1. Materials Sciences Division, Lawrence Berkeley National Laboratory, Berkeley, California 94720, USA
2. Department of Physics, University of California, Berkeley, California 94720, USA

Correspondence to: M. Salmeron¹ Correspondence and requests for materials should be addressed to M.S. (e-mail: Email: salmeron@stm.lbl.gov).

Abstract

During reaction, a catalyst surface usually interacts with a constantly fluctuating mix of reactants, products, 'spectators' that do not participate in the reaction, and species that either promote or inhibit the activity of the catalyst. How molecules adsorb and dissociate under such dynamic conditions is often poorly understood. For example, the dissociative adsorption of the diatomic molecule H₂—a central step in many industrially important catalytic processes—is generally assumed¹ to require at least two adjacent and empty atomic adsorption sites (or vacancies).

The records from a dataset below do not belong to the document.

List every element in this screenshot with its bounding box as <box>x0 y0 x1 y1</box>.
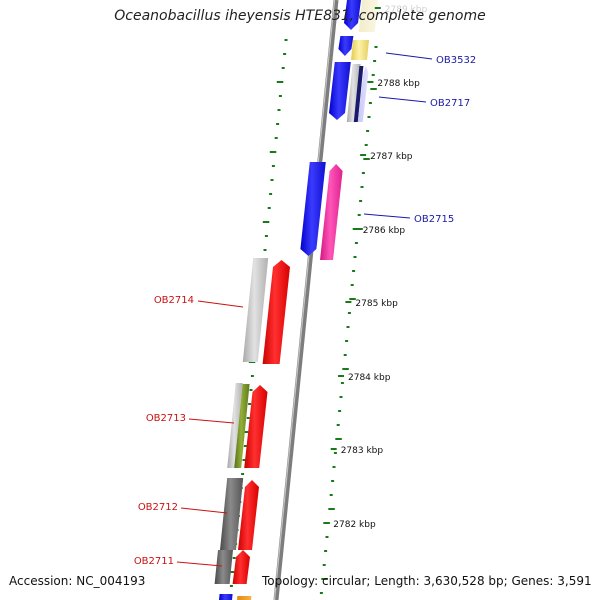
gene-arrow-red <box>232 550 250 584</box>
gene-block-yellow <box>351 40 369 60</box>
gene-label-ob2717: OB2717 <box>430 98 470 109</box>
callout-line <box>188 418 235 424</box>
callout-line <box>180 507 228 514</box>
gene-block-pale <box>358 0 378 32</box>
kbp-tick-label: 2783 kbp <box>341 446 384 456</box>
kbp-tick-label: 2785 kbp <box>355 299 398 309</box>
gene-label-ob2712: OB2712 <box>138 502 178 513</box>
gene-block-navy <box>353 66 364 122</box>
topology-text: Topology: circular; Length: 3,630,528 bp… <box>262 574 592 588</box>
callout-line <box>176 561 223 567</box>
gene-features <box>214 0 378 600</box>
gene-label-callouts: OB3532 OB2717 OB2715 OB2714 OB2713 OB2712 OB27… <box>134 52 476 567</box>
gene-arrow-blue <box>300 162 326 256</box>
backbone-highlight <box>273 0 336 600</box>
gene-block-grey <box>242 258 269 362</box>
callout-line <box>378 96 427 103</box>
callout-line <box>197 300 244 308</box>
gene-block-blue <box>219 594 233 600</box>
backbone-line <box>273 0 339 600</box>
callout-line <box>363 213 411 219</box>
gene-arrow-blue <box>338 36 354 56</box>
gene-label-ob2714: OB2714 <box>154 295 194 306</box>
kbp-tick-label: 2788 kbp <box>377 79 420 89</box>
gene-arrow-red <box>244 385 268 468</box>
gene-arrow-blue <box>344 0 361 30</box>
gene-block-orange <box>237 596 252 600</box>
gene-label-ob3532: OB3532 <box>436 55 476 66</box>
callout-line <box>385 52 433 60</box>
accession-text: Accession: NC_004193 <box>9 574 146 588</box>
kbp-tick-label: 2784 kbp <box>348 373 391 383</box>
gene-block-grey <box>346 64 361 122</box>
map-title: Oceanobacillus iheyensis HTE831, complet… <box>114 8 486 24</box>
gene-arrow-blue <box>329 62 351 120</box>
gene-arrow-red <box>238 480 259 550</box>
gene-label-ob2715: OB2715 <box>414 214 454 225</box>
gene-arrow-paleblue <box>357 66 369 122</box>
gene-label-ob2711: OB2711 <box>134 556 174 567</box>
kbp-tick-label: 2787 kbp <box>370 152 413 162</box>
gene-arrow-red <box>262 260 290 364</box>
gene-label-ob2713: OB2713 <box>146 413 186 424</box>
gene-block-dark <box>220 478 244 550</box>
genome-backbone <box>273 0 339 600</box>
kbp-tick-label: 2782 kbp <box>333 520 376 530</box>
gene-block-grey <box>227 383 243 468</box>
gene-arrow-magenta <box>320 164 343 260</box>
gene-block-olive <box>234 384 250 468</box>
gene-block-dark <box>214 550 233 584</box>
kbp-tick-labels: 2789 kbp 2788 kbp 2787 kbp 2786 kbp 2785 kbp… <box>323 5 427 530</box>
kbp-tick-label: 2786 kbp <box>363 226 406 236</box>
kbp-tick-label: 2789 kbp <box>385 5 428 15</box>
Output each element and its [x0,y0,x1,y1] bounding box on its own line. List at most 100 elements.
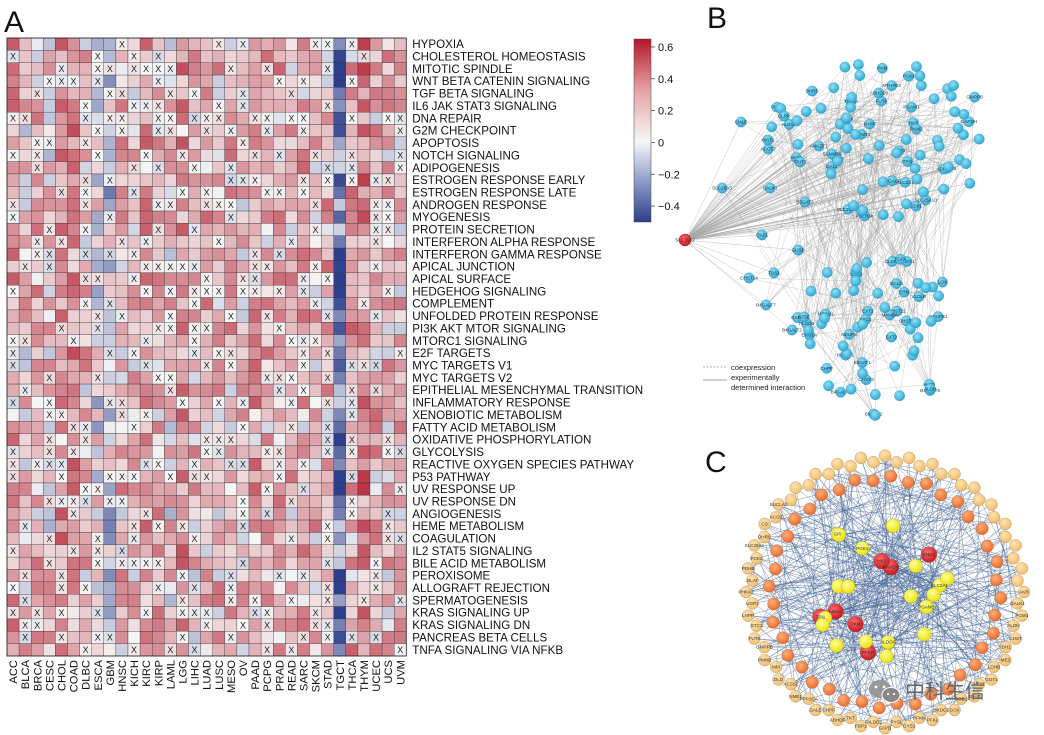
network-node-label: PGK1 [903,74,916,79]
heatmap-row-label: P53 PATHWAY [412,471,490,484]
heatmap-cell [152,544,165,558]
network-edge [828,624,856,711]
heatmap-cell [188,482,201,496]
network-node [873,552,890,570]
heatmap-cell [309,631,322,644]
network-node [903,589,918,604]
heatmap-cell [6,618,20,632]
heatmap-cell [103,285,117,298]
nonsignificant-mark: X [167,200,173,210]
heatmap-cell [345,260,359,274]
heatmap-cell [394,396,407,409]
heatmap-cell [369,74,383,88]
heatmap-cell [200,544,213,558]
heatmap-row-label: APOPTOSIS [412,137,479,150]
heatmap-cell [6,495,20,508]
heatmap-cell [176,532,189,545]
heatmap-cell [357,544,371,558]
heatmap-cell [357,186,371,199]
heatmap-cell [369,285,383,298]
heatmap-cell [369,445,383,459]
heatmap-cell [55,161,68,175]
heatmap-cell [260,161,274,175]
heatmap-cell [333,556,346,570]
network-node [872,287,884,299]
heatmap-cell [152,37,165,51]
heatmap-cell [139,519,153,533]
heatmap-cell [164,210,177,224]
network-node [876,62,888,74]
network-node [854,70,866,81]
network-node-label: SLC25A3 [712,186,732,191]
network-edge [754,565,916,639]
heatmap-cell [357,74,371,88]
heatmap-cell [43,618,56,632]
heatmap-cell [139,50,153,63]
network-node-label: STC1 [751,623,763,628]
heatmap-cell [394,556,407,570]
heatmap-cell [139,396,153,409]
heatmap-cell [381,124,395,138]
network-node [792,138,804,150]
network-edge [974,487,1006,648]
network-node [822,682,836,696]
heatmap-cell [115,383,129,397]
heatmap-cell [333,198,346,212]
heatmap-cell [188,371,201,385]
heatmap-row-label: ALLOGRAFT REJECTION [412,582,550,595]
network-edge [776,106,878,294]
network-edge [769,158,869,189]
nonsignificant-mark: X [34,620,40,630]
heatmap-row-label: SPERMATOGENESIS [412,594,528,607]
network-node-label: CHST [1009,636,1022,641]
heatmap-cell [285,507,298,521]
network-node-label: UGP2 [746,601,759,606]
network-node [842,123,854,134]
heatmap-cell [103,383,117,397]
heatmap-cell [200,631,213,644]
network-edge [756,560,882,626]
heatmap-cell [200,136,213,150]
network-node [840,142,852,154]
network-node [835,386,847,398]
heatmap-cell [236,223,250,236]
heatmap-cell [6,173,20,187]
network-edge [886,499,980,657]
heatmap-cell [212,556,225,570]
nonsignificant-mark: X [22,336,28,346]
heatmap-cell [224,285,238,298]
network-edge [824,525,894,619]
network-edge [684,201,806,241]
heatmap-column-labels: ACC BLCA BRCA CESC CHOL COAD DLBC ESCA GBM HNSC KI… [8,659,407,692]
network-node-label: CMLE [735,120,748,125]
nonsignificant-mark: X [22,262,28,272]
heatmap-cell [285,569,298,583]
heatmap-cell [79,235,92,249]
network-node-label: B4GALT5 [831,390,851,395]
network-node [955,479,968,492]
network-edge [890,566,948,579]
heatmap-cell [188,594,201,607]
network-node [891,278,902,289]
heatmap-cell [31,519,44,533]
network-node-label: DLD [774,677,784,682]
network-b-legend: coexpression experimentally determined i… [703,363,805,392]
nonsignificant-mark: X [373,200,379,210]
heatmap-cell [369,482,383,496]
network-edge [684,239,750,279]
nonsignificant-mark: X [288,398,294,408]
heatmap-cell [309,371,322,385]
colorbar-ticks: 0.60.40.20−0.2−0.4 [651,42,680,213]
heatmap-cell [103,556,117,570]
heatmap-cell [115,631,129,644]
heatmap-cell [91,136,104,150]
heatmap-cell [91,37,104,51]
heatmap-cell [103,322,117,335]
network-edge [787,466,851,656]
heatmap-cell [18,161,32,175]
heatmap-cell [200,581,213,595]
heatmap-cell [248,408,262,422]
nonsignificant-mark: X [167,262,173,272]
nonsignificant-mark: X [46,497,52,507]
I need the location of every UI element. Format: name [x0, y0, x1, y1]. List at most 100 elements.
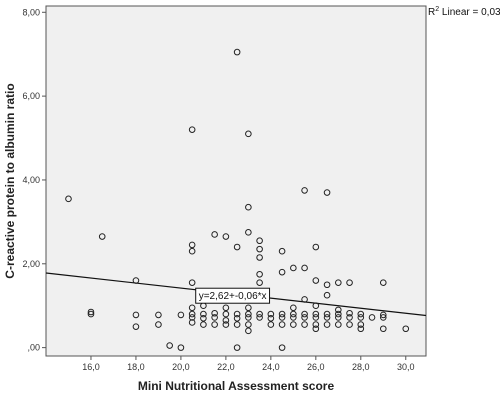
data-point	[211, 309, 218, 317]
data-point	[335, 321, 342, 328]
data-point	[323, 189, 331, 196]
data-point	[379, 314, 387, 321]
data-point	[233, 243, 241, 251]
data-point	[256, 254, 263, 261]
data-point	[245, 314, 252, 321]
x-tick-label: 18,0	[127, 362, 145, 372]
equation-text: y=2,62+-0,06*x	[199, 291, 267, 302]
data-point	[233, 48, 241, 56]
data-point	[357, 310, 365, 318]
data-point	[346, 279, 353, 286]
data-point	[278, 321, 286, 328]
data-point	[256, 310, 263, 318]
data-point	[188, 310, 196, 318]
data-point	[301, 314, 308, 321]
data-point	[402, 325, 410, 333]
data-point	[335, 306, 342, 314]
y-tick-label: 6,00	[22, 91, 40, 101]
data-point	[290, 304, 297, 312]
data-point	[335, 279, 342, 286]
data-point	[188, 304, 196, 312]
r2-label: R2 Linear = 0,035	[428, 6, 500, 18]
data-point	[233, 314, 241, 322]
data-point	[256, 237, 263, 245]
data-point	[335, 310, 342, 318]
data-point	[323, 281, 331, 289]
data-point	[222, 310, 230, 318]
x-ticks: 16,0 18,0 20,0 22,0 24,0 26,0 28,0 30,0	[82, 356, 415, 372]
x-tick-label: 20,0	[172, 362, 190, 372]
data-point	[245, 310, 252, 318]
data-point	[301, 296, 308, 303]
data-point	[177, 344, 185, 351]
data-point	[211, 321, 218, 328]
data-point	[312, 314, 320, 321]
r2-label-main: R	[428, 7, 435, 18]
x-axis-title: Mini Nutritional Assessment score	[138, 379, 335, 393]
data-point	[278, 268, 286, 276]
data-point	[379, 325, 387, 333]
data-point	[301, 321, 308, 328]
data-point	[278, 314, 286, 321]
data-point	[323, 321, 331, 328]
data-point	[245, 130, 252, 138]
data-point	[256, 279, 263, 286]
data-point	[200, 321, 207, 328]
data-point	[278, 310, 286, 318]
r2-label-sup: 2	[435, 6, 439, 13]
data-point	[357, 314, 365, 321]
data-point	[312, 277, 320, 284]
data-point	[200, 314, 207, 322]
data-points	[65, 48, 410, 351]
data-point	[166, 342, 173, 349]
data-point	[132, 277, 140, 284]
data-point	[301, 310, 308, 318]
data-point	[290, 264, 297, 272]
data-point	[188, 279, 196, 286]
x-tick-label: 16,0	[82, 362, 100, 372]
y-tick-label: 8,00	[22, 7, 40, 17]
data-point	[312, 243, 320, 251]
data-point	[278, 247, 286, 255]
data-point	[357, 321, 365, 328]
data-point	[65, 195, 72, 203]
data-point	[233, 321, 241, 328]
y-tick-label: ,00	[27, 343, 40, 353]
data-point	[245, 304, 252, 312]
data-point	[312, 321, 320, 328]
data-point	[155, 311, 162, 319]
data-point	[211, 314, 218, 321]
data-point	[155, 321, 162, 328]
data-point	[222, 321, 230, 328]
x-tick-label: 24,0	[262, 362, 280, 372]
data-point	[278, 344, 286, 351]
y-ticks: ,00 2,00 4,00 6,00 8,00	[22, 7, 46, 353]
x-tick-label: 22,0	[217, 362, 235, 372]
data-point	[379, 279, 387, 286]
data-point	[211, 231, 218, 238]
data-point	[177, 311, 185, 319]
y-tick-label: 2,00	[22, 259, 40, 269]
data-point	[256, 270, 263, 278]
data-point	[323, 310, 331, 318]
data-point	[245, 203, 252, 211]
data-point	[132, 323, 140, 330]
data-point	[256, 245, 263, 253]
data-point	[188, 247, 196, 255]
data-point	[267, 321, 275, 328]
data-point	[346, 309, 353, 317]
data-point	[357, 325, 365, 333]
data-point	[323, 291, 331, 299]
x-tick-label: 26,0	[307, 362, 325, 372]
data-point	[290, 310, 297, 318]
data-point	[290, 321, 297, 328]
data-point	[256, 314, 263, 321]
data-point	[379, 311, 387, 319]
y-tick-label: 4,00	[22, 175, 40, 185]
y-axis-title: C-reactive protein to albumin ratio	[3, 83, 17, 278]
data-point	[335, 314, 342, 321]
data-point	[222, 233, 230, 240]
data-point	[346, 314, 353, 321]
data-point	[188, 319, 196, 326]
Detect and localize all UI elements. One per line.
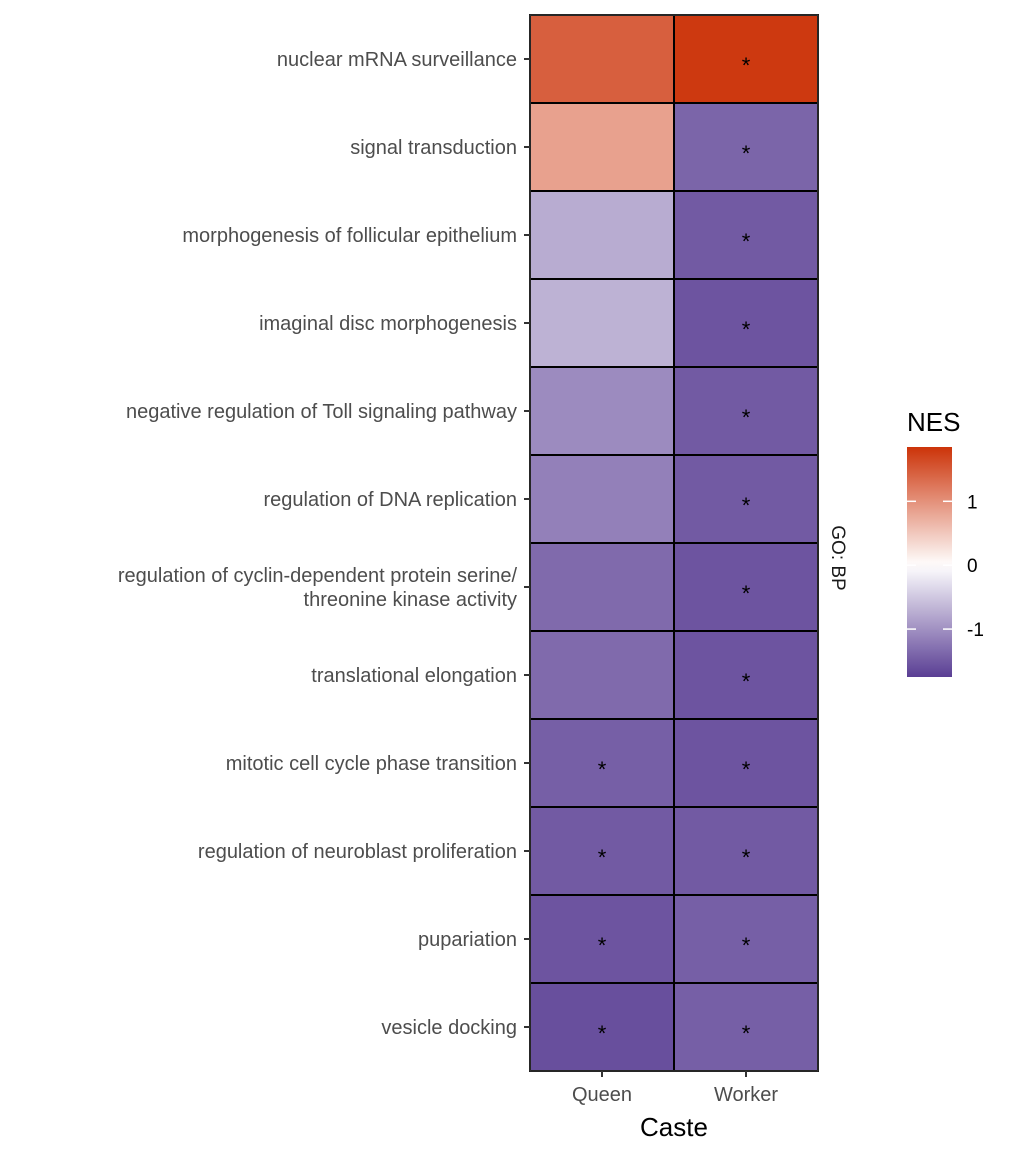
y-tick-label: translational elongation [311, 665, 517, 687]
significance-star: * [742, 405, 751, 430]
heatmap-cell [529, 454, 675, 544]
y-tick-label: pupariation [418, 929, 517, 951]
heatmap-cell [673, 190, 819, 280]
heatmap-cell [673, 14, 819, 104]
heatmap-cell [529, 542, 675, 632]
heatmap-cell [673, 630, 819, 720]
heatmap-cell [529, 278, 675, 368]
heatmap-cell [673, 718, 819, 808]
y-tick-label: morphogenesis of follicular epithelium [182, 225, 517, 247]
y-tick-label: regulation of neuroblast proliferation [198, 841, 517, 863]
heatmap-cell [529, 630, 675, 720]
heatmap-cell [673, 454, 819, 544]
legend-colorbar [907, 447, 952, 677]
heatmap-cell [529, 190, 675, 280]
y-tick-label: regulation of DNA replication [264, 489, 517, 511]
heatmap-cell [673, 982, 819, 1072]
y-axis-ticks: nuclear mRNA surveillance signal transduc… [118, 49, 530, 1039]
significance-star: * [742, 1021, 751, 1046]
significance-star: * [598, 933, 607, 958]
x-tick-label: Worker [714, 1084, 778, 1106]
significance-star: * [742, 933, 751, 958]
heatmap-cells [529, 14, 819, 1072]
x-tick-label: Queen [572, 1084, 632, 1106]
significance-star: * [742, 317, 751, 342]
color-legend: NES 1 0 -1 [907, 407, 984, 677]
legend-tick-label: 1 [967, 492, 978, 513]
significance-star: * [598, 757, 607, 782]
significance-star: * [742, 229, 751, 254]
heatmap-cell [529, 14, 675, 104]
x-axis-ticks: Queen Worker [572, 1071, 778, 1106]
legend-tick-label: 0 [967, 556, 978, 577]
y-tick-label: imaginal disc morphogenesis [259, 313, 517, 335]
legend-ticks: 1 0 -1 [907, 492, 984, 641]
y-tick-label: mitotic cell cycle phase transition [226, 753, 517, 775]
significance-markers: * * * * * * * * * * * * * * * * [598, 53, 751, 1046]
significance-star: * [742, 581, 751, 606]
significance-star: * [742, 493, 751, 518]
heatmap-cell [673, 102, 819, 192]
significance-star: * [742, 845, 751, 870]
heatmap-cell [529, 102, 675, 192]
significance-star: * [742, 53, 751, 78]
significance-star: * [598, 1021, 607, 1046]
significance-star: * [598, 845, 607, 870]
y-tick-label: regulation of cyclin-dependent protein s… [118, 565, 518, 611]
heatmap-cell [673, 806, 819, 896]
panel-border [529, 14, 819, 1072]
y-tick-label: vesicle docking [381, 1017, 517, 1039]
y-tick-label: signal transduction [350, 137, 517, 159]
facet-strip-label: GO: BP [827, 525, 848, 590]
x-axis-title: Caste [640, 1112, 708, 1142]
significance-star: * [742, 141, 751, 166]
significance-star: * [742, 669, 751, 694]
y-tick-label: negative regulation of Toll signaling pa… [126, 401, 517, 423]
heatmap-cell [529, 366, 675, 456]
heatmap-cell [673, 894, 819, 984]
legend-tick-label: -1 [967, 620, 984, 641]
legend-title: NES [907, 407, 960, 437]
y-tick-label: nuclear mRNA surveillance [277, 49, 517, 71]
significance-star: * [742, 757, 751, 782]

The creation of active sites for H₂ dissociation will thus involve the formation of individual vacancies and their subsequent diffusion and aggregation^{2, 3, 4, 5, 6}, with the coupling between these events determining the activity of the catalyst surface. But even though active sites are the central component of most reaction models, the processes controlling their formation, and hence the activity of a catalyst surface, have never been captured experimentally. Here we report scanning tunnelling microscopy observations of the transient formation of active sites for the dissociative adsorption of H₂ molecules on a palladium (111) surface. We find, contrary to conventional thinking¹, that two-vacancy sites seem inactive, and that aggregates of three or more hydrogen vacancies are required for efficient H₂ dissociation.